In Parlamento avete comunque di fronte una maggioranza che ha cento voti in più, e posizionamenti diversi di alcune personalità non possono cambiare i risultati, non crede?
«Noi ci rivolgeremo alle forze più responsabili della maggioranza, se ci sono, perché riconoscano che l’Italia è senza guida, che non si sta facendo nulla per gli italiani, che il paese è sopraffatto da continue notizie di fatti gravissimi di corruzione, di infezione delle istituzioni e dei luoghi di governo».

Pensa a una sede e un momento specifici?
«Abbiamo chiesto una discussione al Senato per parlare dello stato della Repubblica. E bene ha fatto Anna Finocchiaro ad avanzare al presidente Schifani questa richiesta, perché siamo di fronte a una crisi sociale micidiale e a una deriva democratica che è sotto gli occhi di tutti. Quella discussione sarà l’occasione, se ritiene la maggioranza, per fare un discorso serio, per chiedersi se sono in grado di governare il paese. Questo è il punto. Si comincia a ragionare da qui in poi, da questo riconoscimento. Dopodiché, qualora ci fosse, la parola non toccherebbe a noi ma al Presidente della Repubblica, e il Pd si comporterebbe come la forza responsabile che è».

Il “riconoscimento” a cui lei fa riferimento prevedrebbe però l’uscita di scena di Berlusconi, cosa che il diretto interessato non sembra intenzionato a mettere nel novero delle possibilità…
«Per noi questo è un punto ineliminabile. Questo è il secondo tempo e un terzo non c’è. Farlo durare a lungo significa soltanto provocare altri danni al paese».

Berlusconi ha vinto le elezioni, ha fatto notare anche il leader dell’Udc Casini…
«Sì, ma ha anche fallito la prova di governo, palesemente, anche se nega l’evidenza».

Berlusconi ha anche negato di aver detto che chi voterà la mozione di sfiducia nei confronti di Cosentino è fuori dal Pdl. Un avvertimento comunque fatto filtrare: pensa che questa prova di forza del premier avrà successo?
«Più che di prova di forza direi che Berlusconi in questo momento ha bisogno di mostrare la forza. Ma questo vuol dire semplicemente che non ce l’ha, che è in una posizione di estrema difficoltà e che reagisce tirando colpi di coda. E sapendo quel che significa il berlusconismo è evidente che non siamo in una situazione qualsiasi. Quindi il nostro compito adesso è tenere i nervi a posto, rimanendo combattivi nel lavoro di opposizione».

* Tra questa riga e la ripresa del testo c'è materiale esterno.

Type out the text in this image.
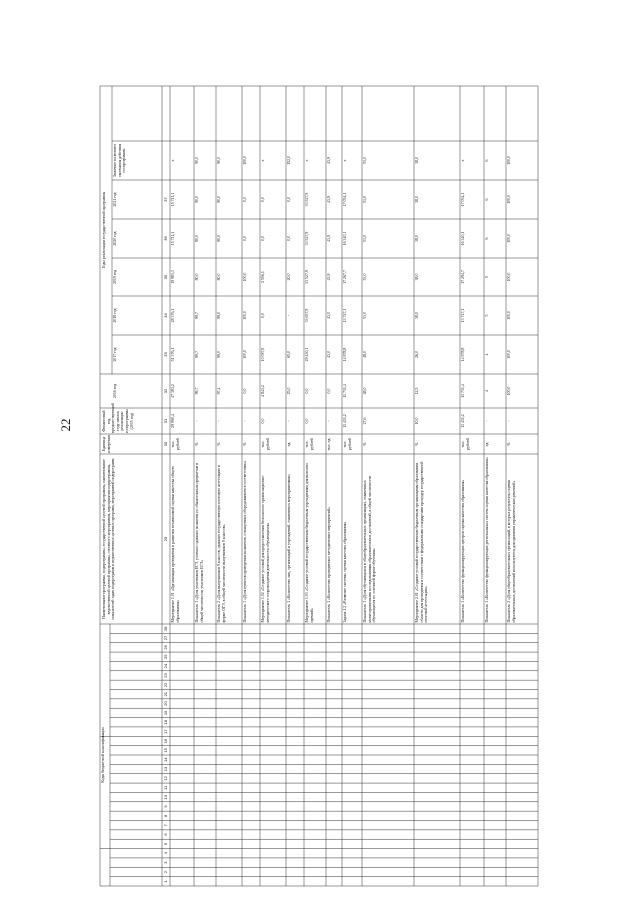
22
Коды бюджетной классификации
Годы реализации государственной программы
Наименование программы, подпрограммы, государственной целевой программы, наименование ведомственной целевой программы, основного мероприятия, мероприятия подпрограммы, показателей задач подпрограмм и ведомственных целевых программ, мероприятий подпрограмм
Единица измерения
Финансовый год, предшествующий году начала реализации госпрограммы (2015 год)
2016 год
2017 год
2018 год
2019 год
2020 год
2021 год
Значение на момент окончания действия госпрограммы
1
2
3
4
5
6
7
8
9
10
11
12
13
14
15
16
17
18
19
20
21
22
23
24
25
26
27
28
29
30
31
32
33
34
35
36
37
Мероприятие 1.01 «Организация проведения и развития независимой оценки качества общего образования»
тыс. рублей
29 990,4
47 383,2
51 376,1
28 376,1
19 983,3
15 711,1
15 711,1
х
Показатель 1 «Доля участников ЕГЭ, успешно сдавших экзамены по обязательным предметам в общей численности участников ЕГЭ»
%
-
99,7
99,7
99,7
80,0
80,0
90,0
90,0
Показатель 2 «Доля выпускников 9 классов, сдавших государственную итоговую аттестацию в форме ОГЭ, в общей численности выпускников 9 классов»
%
-
97,4
99,0
99,0
80,0
90,0
90,0
90,0
Показатель 3 «Доля пунктов проведения экзаменов, оснащенных оборудованием в соответствии»
%
-
0,0
100,0
100,0
100,0
0,0
0,0
100,0
Мероприятие 1.02 «Создание условий для предоставления бесплатного организационно-методического сопровождения деятельности обучающихся»
тыс. рублей
0,0
4 841,2
10 097,8
0,0
2 556,1
0,0
0,0
х
Показатель 1 «Количество лиц, организаций и учреждений, охваченных мероприятиями»
ед.
-
25,0
65,0
-
20,0
0,0
0,0
152,0
Мероприятие 1.03 «Создание условий государственным бюджетным учреждениям для выплаты премий»
тыс. рублей
0,0
0,0
29 430,1
33 657,9
33 527,9
33 527,9
33 527,9
х
Показатель 1 «Количество проведенных методических мероприятий»
тыс. ед.
-
0,0
43,0
43,0
43,9
43,9
43,9
43,9
Задача 1.2 «Развитие системы оценки качества образования»
тыс. рублей
11 431,2
11 731,4
14 978,8
13 747,1
17 267,7
16 340,1
17 054,1
х
Показатель 1 «Доля обучающихся в общеобразовательных организациях, охваченных мониторинговыми исследованиями образовательных достижений, в общей численности обучающихся по основной форме обучения»
%
27,6
48,0
48,0
53,0
53,0
53,0
53,0
53,0
Мероприятие 2.01 «Создание условий государственным бюджетным организациям образования области для проведения в соответствии с федеральными стандартами процедур государственной итоговой аттестации»
%
10,0
12,5
26,0
38,0
38,0
38,0
38,0
38,0
Показатель 1 «Количество функционирующих центров оценки качества образования»
тыс. рублей
11 431,2
11 731,4
14 978,8
13 747,1
17 294,7
16 340,1
17 054,1
х
Показатель 1 «Количество функционирующих региональных систем оценки качества образования»
ед.
-
4
4
5
5
6
6
6
Показатель 2 «Доля общеобразовательных организаций, в которых результаты оценки образовательных достижений используются для принятия управленческих решений»
%
-
100,0
100,0
100,0
100,0
100,0
100,0
100,0
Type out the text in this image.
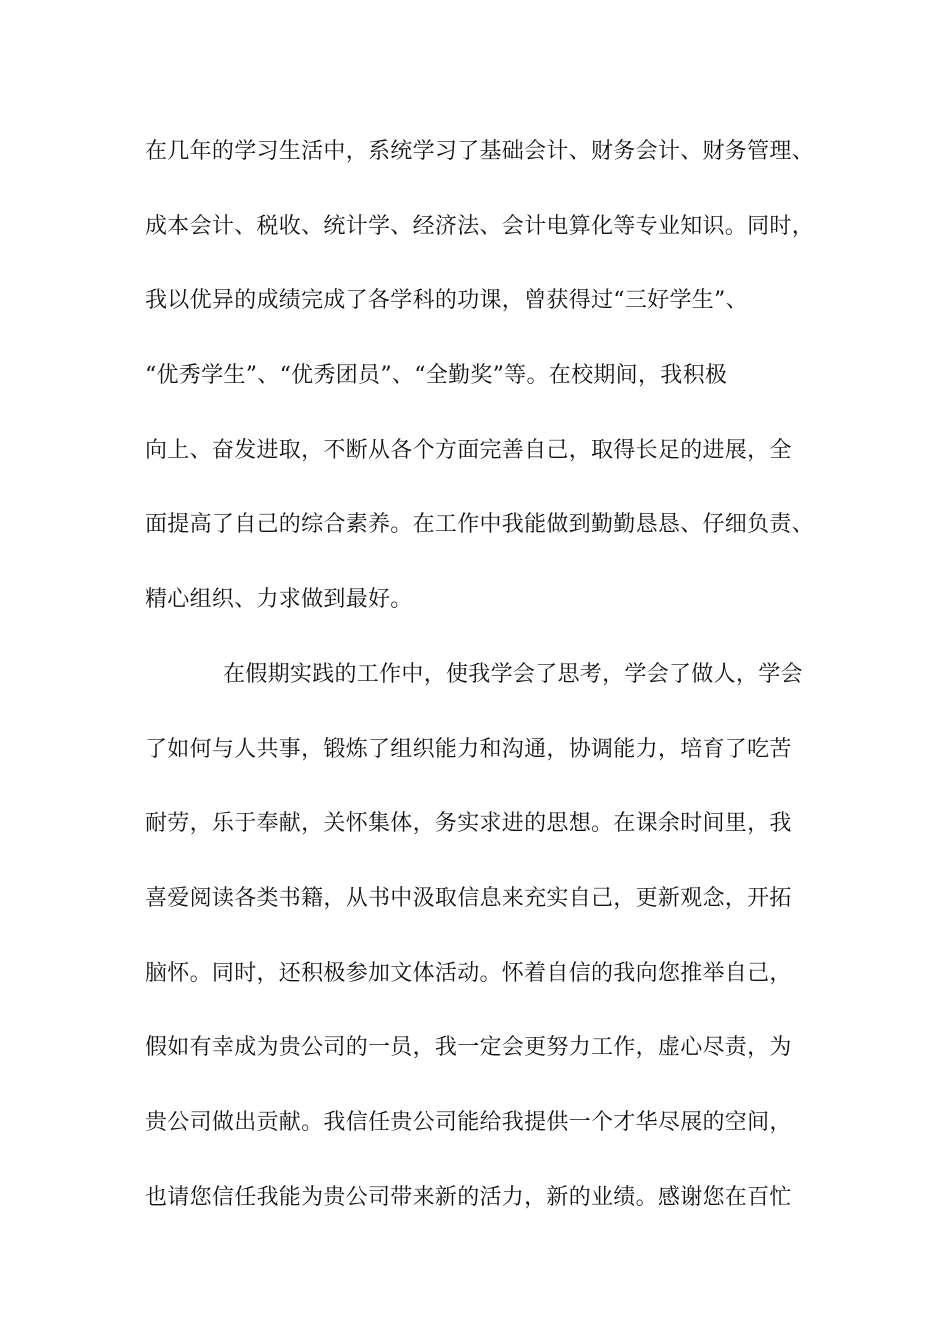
在几年的学习生活中，系统学习了基础会计、财务会计、财务管理、
成本会计、税收、统计学、经济法、会计电算化等专业知识。同时，
我以优异的成绩完成了各学科的功课，曾获得过“三好学生”、
“优秀学生”、“优秀团员”、“全勤奖”等。在校期间，我积极
向上、奋发进取，不断从各个方面完善自己，取得长足的进展，全
面提高了自己的综合素养。在工作中我能做到勤勤恳恳、仔细负责、
精心组织、力求做到最好。
在假期实践的工作中，使我学会了思考，学会了做人，学会
了如何与人共事，锻炼了组织能力和沟通，协调能力，培育了吃苦
耐劳，乐于奉献，关怀集体，务实求进的思想。在课余时间里，我
喜爱阅读各类书籍，从书中汲取信息来充实自己，更新观念，开拓
脑怀。同时，还积极参加文体活动。怀着自信的我向您推举自己，
假如有幸成为贵公司的一员，我一定会更努力工作，虚心尽责，为
贵公司做出贡献。我信任贵公司能给我提供一个才华尽展的空间，
也请您信任我能为贵公司带来新的活力，新的业绩。感谢您在百忙
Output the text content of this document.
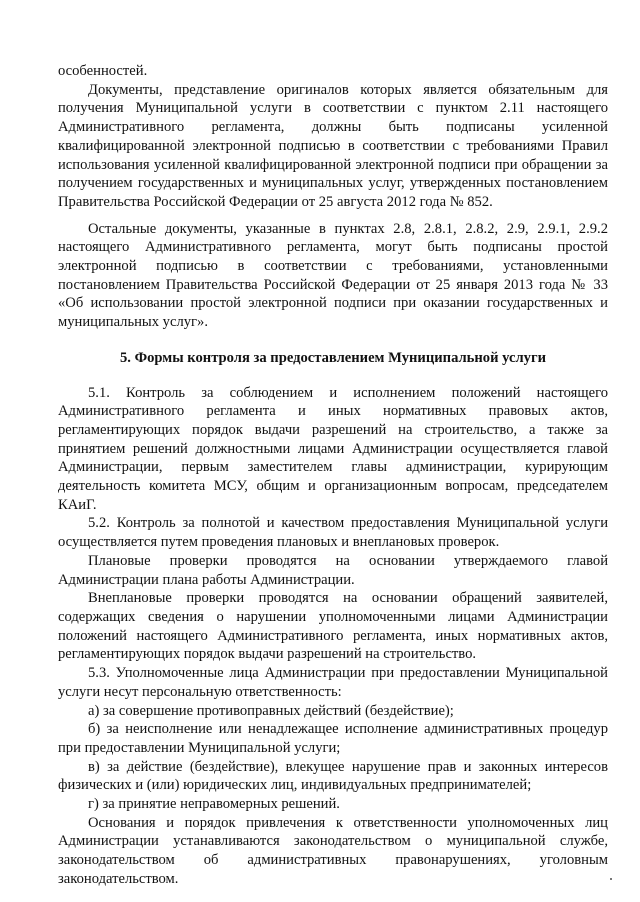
особенностей.

Документы, представление оригиналов которых является обязательным для получения Муниципальной услуги в соответствии с пунктом 2.11 настоящего Административного регламента, должны быть подписаны усиленной квалифицированной электронной подписью в соответствии с требованиями Правил использования усиленной квалифицированной электронной подписи при обращении за получением государственных и муниципальных услуг, утвержденных постановлением Правительства Российской Федерации от 25 августа 2012 года № 852.

Остальные документы, указанные в пунктах 2.8, 2.8.1, 2.8.2, 2.9, 2.9.1, 2.9.2 настоящего Административного регламента, могут быть подписаны простой электронной подписью в соответствии с требованиями, установленными постановлением Правительства Российской Федерации от 25 января 2013 года № 33 «Об использовании простой электронной подписи при оказании государственных и муниципальных услуг».

5. Формы контроля за предоставлением Муниципальной услуги

5.1. Контроль за соблюдением и исполнением положений настоящего Административного регламента и иных нормативных правовых актов, регламентирующих порядок выдачи разрешений на строительство, а также за принятием решений должностными лицами Администрации осуществляется главой Администрации, первым заместителем главы администрации, курирующим деятельность комитета МСУ, общим и организационным вопросам, председателем КАиГ.

5.2. Контроль за полнотой и качеством предоставления Муниципальной услуги осуществляется путем проведения плановых и внеплановых проверок.

Плановые проверки проводятся на основании утверждаемого главой Администрации плана работы Администрации.

Внеплановые проверки проводятся на основании обращений заявителей, содержащих сведения о нарушении уполномоченными лицами Администрации положений настоящего Административного регламента, иных нормативных актов, регламентирующих порядок выдачи разрешений на строительство.

5.3. Уполномоченные лица Администрации при предоставлении Муниципальной услуги несут персональную ответственность:

а) за совершение противоправных действий (бездействие);

б) за неисполнение или ненадлежащее исполнение административных процедур при предоставлении Муниципальной услуги;

в) за действие (бездействие), влекущее нарушение прав и законных интересов физических и (или) юридических лиц, индивидуальных предпринимателей;

г) за принятие неправомерных решений.

Основания и порядок привлечения к ответственности уполномоченных лиц Администрации устанавливаются законодательством о муниципальной службе, законодательством об административных правонарушениях, уголовным законодательством.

Finché le opposizioni si muoveranno in ordine sparso Berlusconi ha meno da temere, non crede?
«Ma infatti adesso dobbiamo anche cominciare ad accorciare le distanze fra le forze dell’opposizione. A questo punto tutte quante devono sentire la responsabilità del momento e non fare la gara a chi va un metro più avanti o più indietro. Tutti dobbiamo sentire la responsabilità di lavorare a un progetto riformatore per l’Italia, perché in tutta questa vicenda il nostro problema principale sarà dare un messaggio positivo al paese, stremato da questa cura berlusconiana».

Parlava di corruzione e infezione delle istituzioni, ora dalle carte dell’inchiesta sulla nuova loggia sembrerebbe che Berlusconi venisse costantemente informato circa le attività della cricca.
«Quel che è certo, guardando ai nomi di Cosentino, Verdini, Scajola e di tutti gli altri, è che sotto l’ombrello dell’imperatore si sono creati dei meccanismi quasi feudali, con vassalli, valvassori e valvassini che hanno ritenuto di potersi muovere avendo in mano un pezzo di potere e giostrandolo anche al di fuori dei circuiti istituzionali».

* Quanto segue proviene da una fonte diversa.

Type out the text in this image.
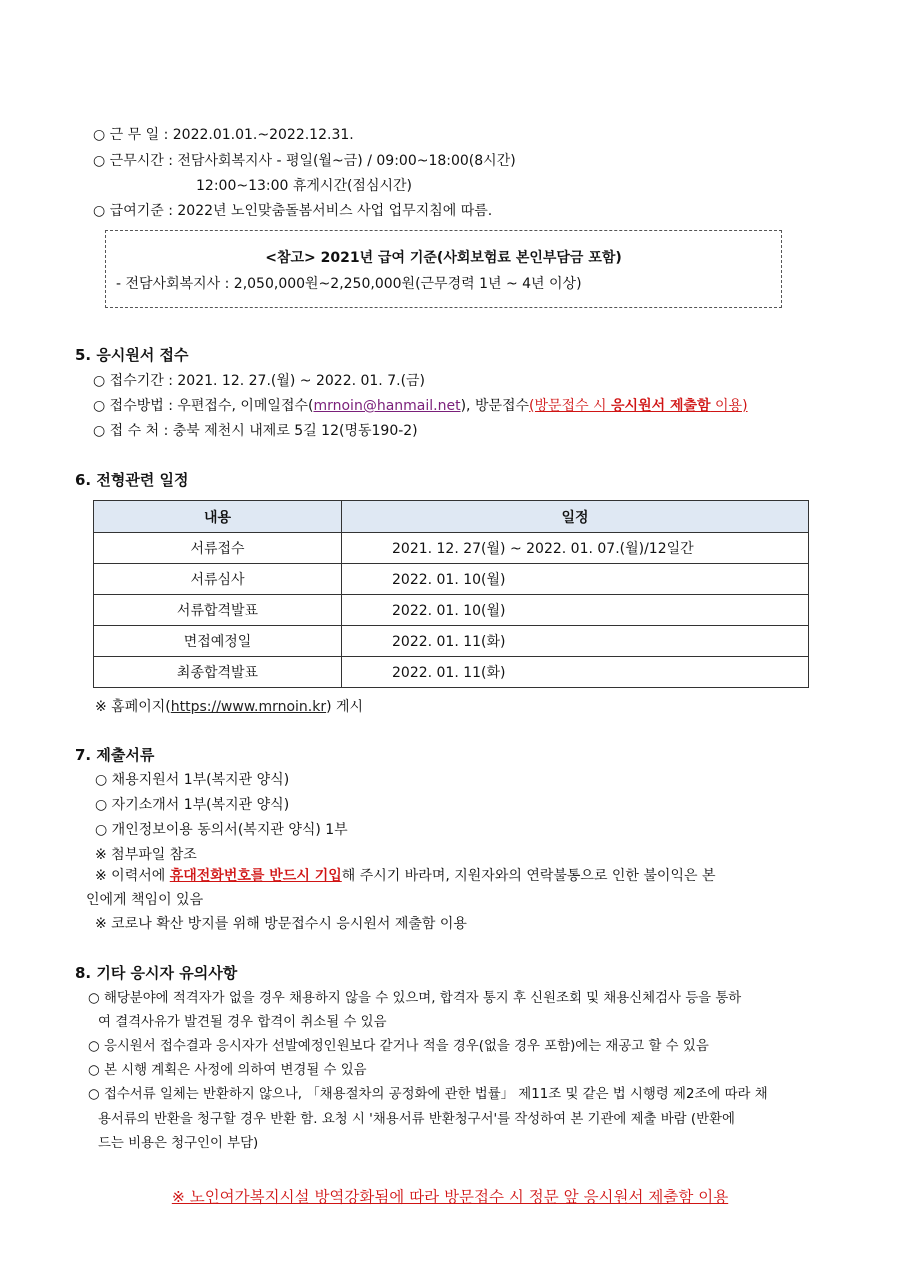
○ 근 무 일 : 2022.01.01.~2022.12.31.
○ 근무시간 : 전담사회복지사 - 평일(월~금) / 09:00~18:00(8시간)
12:00~13:00 휴게시간(점심시간)
○ 급여기준 : 2022년 노인맞춤돌봄서비스 사업 업무지침에 따름.
<참고> 2021년 급여 기준(사회보험료 본인부담금 포함)
- 전담사회복지사 : 2,050,000원~2,250,000원(근무경력 1년 ~ 4년 이상)
5. 응시원서 접수
○ 접수기간 : 2021. 12. 27.(월) ~ 2022. 01. 7.(금)
○ 접수방법 : 우편접수, 이메일접수(mrnoin@hanmail.net), 방문접수(방문접수 시 응시원서 제출함 이용)
○ 접 수 처 : 충북 제천시 내제로 5길 12(명동190-2)
6. 전형관련 일정
내용	일정
서류접수	2021. 12. 27(월) ~ 2022. 01. 07.(월)/12일간
서류심사	2022. 01. 10(월)
서류합격발표	2022. 01. 10(월)
면접예정일	2022. 01. 11(화)
최종합격발표	2022. 01. 11(화)
※ 홈페이지(https://www.mrnoin.kr) 게시
7. 제출서류
○ 채용지원서 1부(복지관 양식)
○ 자기소개서 1부(복지관 양식)
○ 개인정보이용 동의서(복지관 양식) 1부
※ 첨부파일 참조
※ 이력서에 휴대전화번호를 반드시 기입해 주시기 바라며, 지원자와의 연락불통으로 인한 불이익은 본
인에게 책임이 있음
※ 코로나 확산 방지를 위해 방문접수시 응시원서 제출함 이용
8. 기타 응시자 유의사항
○ 해당분야에 적격자가 없을 경우 채용하지 않을 수 있으며, 합격자 통지 후 신원조회 및 채용신체검사 등을 통하
여 결격사유가 발견될 경우 합격이 취소될 수 있음
○ 응시원서 접수결과 응시자가 선발예정인원보다 같거나 적을 경우(없을 경우 포함)에는 재공고 할 수 있음
○ 본 시행 계획은 사정에 의하여 변경될 수 있음
○ 접수서류 일체는 반환하지 않으나, 「채용절차의 공정화에 관한 법률」 제11조 및 같은 법 시행령 제2조에 따라 채
용서류의 반환을 청구할 경우 반환 함. 요청 시 '채용서류 반환청구서'를 작성하여 본 기관에 제출 바람 (반환에
드는 비용은 청구인이 부담)
※ 노인여가복지시설 방역강화됨에 따라 방문접수 시 정문 앞 응시원서 제출함 이용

La corruzione c’è sempre stata, le risponderebbe qualcuno…
«In questo caso siamo di fronte a un salto di qualità molto grave. Le stesse legislazioni speciali sugli appalti sono state l’autostrada per la corruzione. E noi l’avevamo detto già quando le approvarono. Ora ne abbiamo prove a bizzeffe».

Il tema della crisi economica è il punto centrale del viaggio di Bersani negli Usa. Anche se qualcuno l’ha definito per questo un sognatore, il leader del Pd ribadisce come i guasti creati dall’alta finanza devono essere ripagati da quest’ultima. Grande attenzione anche ai rapporti tra Europa e Stati Uniti, tra Italia e Stati Uniti, tra le politiche della destra e quelle dei democratici. Bersani ha spiegato ai suoi interlocutori americani che c’è un’altra Europa e un’altra Italia.